Mencari cageur bageur
Tarekat dan negara berangkat dari hasrat yang sama untuk tidak pernah berhenti (reureuh) mencari kebahagiaan lahir batin, kamakmuran jasmani dan rohani, cageur bageur sebagaimana dirumuskan Pangersa Abah Sepuh dalam guguritannya:
Satungtung neangan kidul, kalér deui kalér deui | Selama mencari selatan, utara lagi utara lagi
Sapanjang néangan wetan, kulon deui kelon deui | Selama mencari timur, barat lagi barat lagi
Sapanjang néangan berang, peuting deui peting deui | Selama mencari siang, malam lagi malam lagi
Satungtung muruan untung, rugi deui rugi deui | Selama memungut untung, rugi lagi rugi lagi
Sapanjang néangan beunghar, fakir deui fakir deui | Selama mencari kaya, fakir lagi fakir lagi
Sapanjang néangan caang, poek deui poek deui | Selama mencari terang, gelap lagi gelap lagi
Satungtung mamanggul unggul, asor deui asor deui | Sepanjang memikul unggul, daif lagi daif lagi
Sapanjang néangan jaya, apes deui apes deui | Selama mencari jaya, apes lagi apes lagi
Sapanjang néangan senang, ripuh deui ripuh deui | Sepanjang mencari senang, susah lagi susah lagi
Hikayat panjang
Sejarah Indonesia kalau kita buka lebih jauh adalah hikayat panjang tentang perlawanan umat Islam (kaum tarekat) terhadap kolonial Hindia Belanda. Sebut saja perlawanan Banten, Cik Di Tiro, Teuku Umar, Cut Nyak Dien; Imam Bonjol; KH. Hasan dari Luwu; Gerakan Rifaiyah di Pekalongan; Gerakan KH. Wasit dari Cilegon; Perlawanan KH. Jenal Ngarib dari Kudus; KH. Ahmad Darwis dari Kedu; KH Wahid dan KH Asnawi dalam pemberontakan Banten, KH Zainal Mustafa Tasikmalaya dan juga perlawanan heroik yang dilakukan Pangeran Diponegoro, dan masih banyak lainnya.

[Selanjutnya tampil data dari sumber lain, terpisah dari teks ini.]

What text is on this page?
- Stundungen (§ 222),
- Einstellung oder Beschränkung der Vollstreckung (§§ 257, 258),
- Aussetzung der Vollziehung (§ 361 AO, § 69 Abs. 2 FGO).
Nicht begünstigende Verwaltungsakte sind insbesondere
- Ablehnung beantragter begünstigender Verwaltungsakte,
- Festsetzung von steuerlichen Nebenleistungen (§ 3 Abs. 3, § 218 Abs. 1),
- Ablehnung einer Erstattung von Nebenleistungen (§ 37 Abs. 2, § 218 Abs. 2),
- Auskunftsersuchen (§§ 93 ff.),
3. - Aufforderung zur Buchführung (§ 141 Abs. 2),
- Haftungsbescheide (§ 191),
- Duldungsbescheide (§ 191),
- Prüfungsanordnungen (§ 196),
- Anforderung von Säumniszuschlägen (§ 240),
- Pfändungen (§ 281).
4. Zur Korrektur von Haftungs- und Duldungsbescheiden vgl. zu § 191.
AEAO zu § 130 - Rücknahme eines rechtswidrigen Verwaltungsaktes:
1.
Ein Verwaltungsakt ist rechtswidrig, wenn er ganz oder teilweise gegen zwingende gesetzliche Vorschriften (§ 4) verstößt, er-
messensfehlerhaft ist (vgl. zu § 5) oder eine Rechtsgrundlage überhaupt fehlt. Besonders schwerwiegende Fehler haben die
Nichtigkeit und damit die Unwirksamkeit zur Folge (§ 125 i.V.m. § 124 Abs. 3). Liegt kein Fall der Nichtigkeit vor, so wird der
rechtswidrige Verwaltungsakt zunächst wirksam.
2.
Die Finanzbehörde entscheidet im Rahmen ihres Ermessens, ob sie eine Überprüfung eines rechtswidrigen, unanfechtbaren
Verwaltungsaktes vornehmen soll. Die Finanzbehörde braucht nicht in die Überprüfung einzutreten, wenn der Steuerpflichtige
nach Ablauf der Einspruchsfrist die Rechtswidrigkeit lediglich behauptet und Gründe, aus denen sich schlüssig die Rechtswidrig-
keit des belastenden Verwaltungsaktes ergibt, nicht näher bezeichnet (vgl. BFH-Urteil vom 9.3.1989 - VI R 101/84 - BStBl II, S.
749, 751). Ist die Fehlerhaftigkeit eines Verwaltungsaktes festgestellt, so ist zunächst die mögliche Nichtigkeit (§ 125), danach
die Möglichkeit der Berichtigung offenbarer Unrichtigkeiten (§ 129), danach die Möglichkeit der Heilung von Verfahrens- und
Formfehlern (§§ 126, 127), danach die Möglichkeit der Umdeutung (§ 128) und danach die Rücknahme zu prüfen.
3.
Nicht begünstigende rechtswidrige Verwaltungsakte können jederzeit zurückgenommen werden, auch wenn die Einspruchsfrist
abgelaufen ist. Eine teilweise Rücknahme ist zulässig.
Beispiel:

Pada awal pergerakan nasional memanfaatkan politik etis Hindia Belanda elit muslim juga mengekspresikan perjuangan politik demi memburu imajinasi ke-Indonesia-an dalam wujud bikin perserikatan, seperti Serikat Dagang Islam (1905), Serikat Islam (1912), Muhammadiyah (1912), Jamiatul Khair dan Al-Irsyad (1922) dan Nahdatul Ulama (1926). Disamping tentu saja sayap kaum nasionalis juga kebanyakan tokohnya beragama Islam seperti dilakukan Budi Oetomo, 20 Mei 1908, dan Indische Partij (1912), Perhimpunan Indonesia (PI) Garis nasionalisme-keislaman dan tarekat yang senafas dengan ke-Indonesia-an seperti dicanangkan Pangersa Abah Anom, inilah yang harus terus menerus kita gelorakan. Tidak perlu terpikat godaan politik aneh-aneh yang belum teruji dan belum tentu membawa kemaslahatan bagi bangsa dan agama.